Last updated: November 19, 2021 Stuttgart, Germany

The chapter extends their multi-disciplinary research at the forefront of architecture, engineering, and materials science. The chapter appears in “Digital Fabrication in Interior Design” by Routeledge, which expands dialogue about digital fabrication at the scale of interiors to inform design theory and practice.

Designed granular materials establish a radically new paradigm in architectural design and construction: Departing from the notion that the geometry of a spatial structure can be predefined by its designer, they embark on the unknown territory of self-organizational and emergent behaviour as design drivers. This shift in design thinking is embedded in the nature of these material systems: Granular materials, which are by definition consisting of large numbers of particles in loose contact, can assume both solid and liquid states.

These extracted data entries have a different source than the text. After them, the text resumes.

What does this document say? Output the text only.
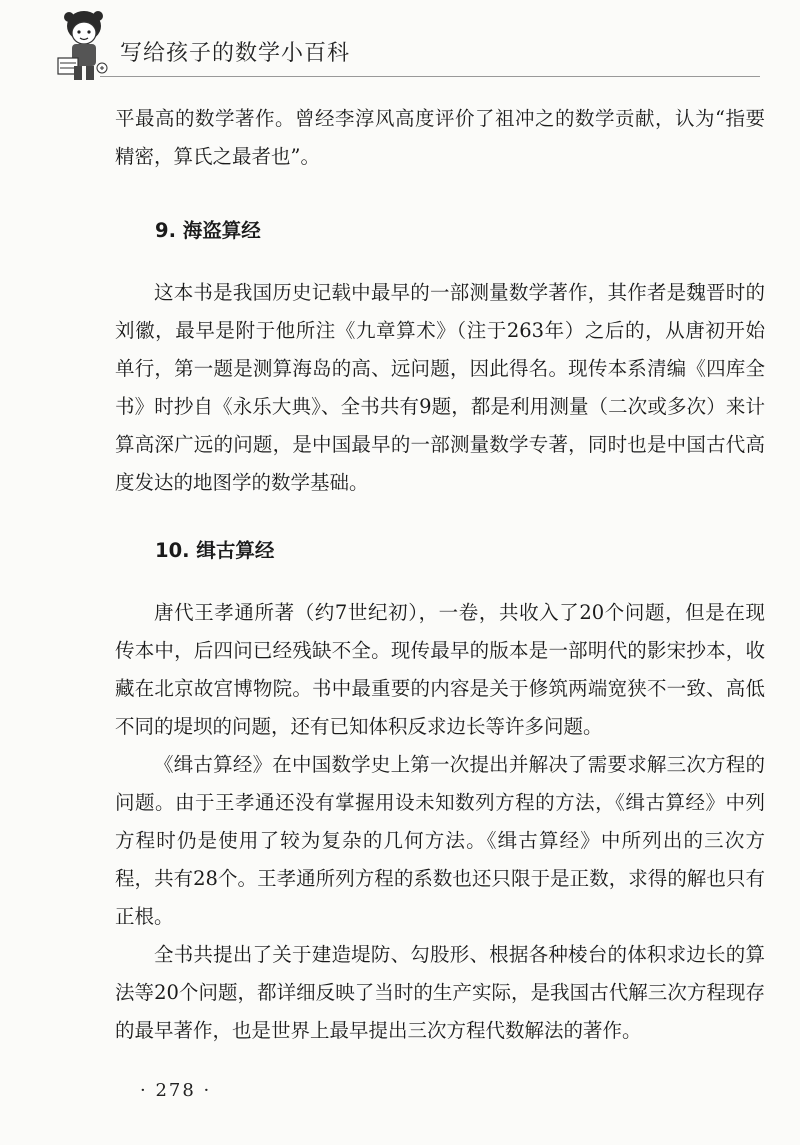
写给孩子的数学小百科

平最高的数学著作。曾经李淳风高度评价了祖冲之的数学贡献，认为“指要精密，算氏之最者也”。

9. 海盗算经

这本书是我国历史记载中最早的一部测量数学著作，其作者是魏晋时的刘徽，最早是附于他所注《九章算术》（注于263年）之后的，从唐初开始单行，第一题是测算海岛的高、远问题，因此得名。现传本系清编《四库全书》时抄自《永乐大典》、全书共有9题，都是利用测量（二次或多次）来计算高深广远的问题，是中国最早的一部测量数学专著，同时也是中国古代高度发达的地图学的数学基础。

10. 缉古算经

唐代王孝通所著（约7世纪初），一卷，共收入了20个问题，但是在现传本中，后四问已经残缺不全。现传最早的版本是一部明代的影宋抄本，收藏在北京故宫博物院。书中最重要的内容是关于修筑两端宽狭不一致、高低不同的堤坝的问题，还有已知体积反求边长等许多问题。

《缉古算经》在中国数学史上第一次提出并解决了需要求解三次方程的问题。由于王孝通还没有掌握用设未知数列方程的方法，《缉古算经》中列方程时仍是使用了较为复杂的几何方法。《缉古算经》中所列出的三次方程，共有28个。王孝通所列方程的系数也还只限于是正数，求得的解也只有正根。

全书共提出了关于建造堤防、勾股形、根据各种棱台的体积求边长的算法等20个问题，都详细反映了当时的生产实际，是我国古代解三次方程现存的最早著作，也是世界上最早提出三次方程代数解法的著作。

· 278 ·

By virtue of this property, designed granular materials can be discussed with respect to self-organization as well as emergence. In a designed granular material, the particles are defined in their materiality and geometry which additionally allows affecting the behaviour of the overall granular material and thus its self-organizational or emergent behaviour . Projects conducted in research and teaching point the way in the deployment and exploration of these two aspects. While novel design methods of observation, interaction and approximation need to be established, the core challenge is a shift in design thinking towards an architecture of emergent enclosures which ultimately allow the spontaneous formation of spatial structures either by its inhabitants or by a computationally driven machine.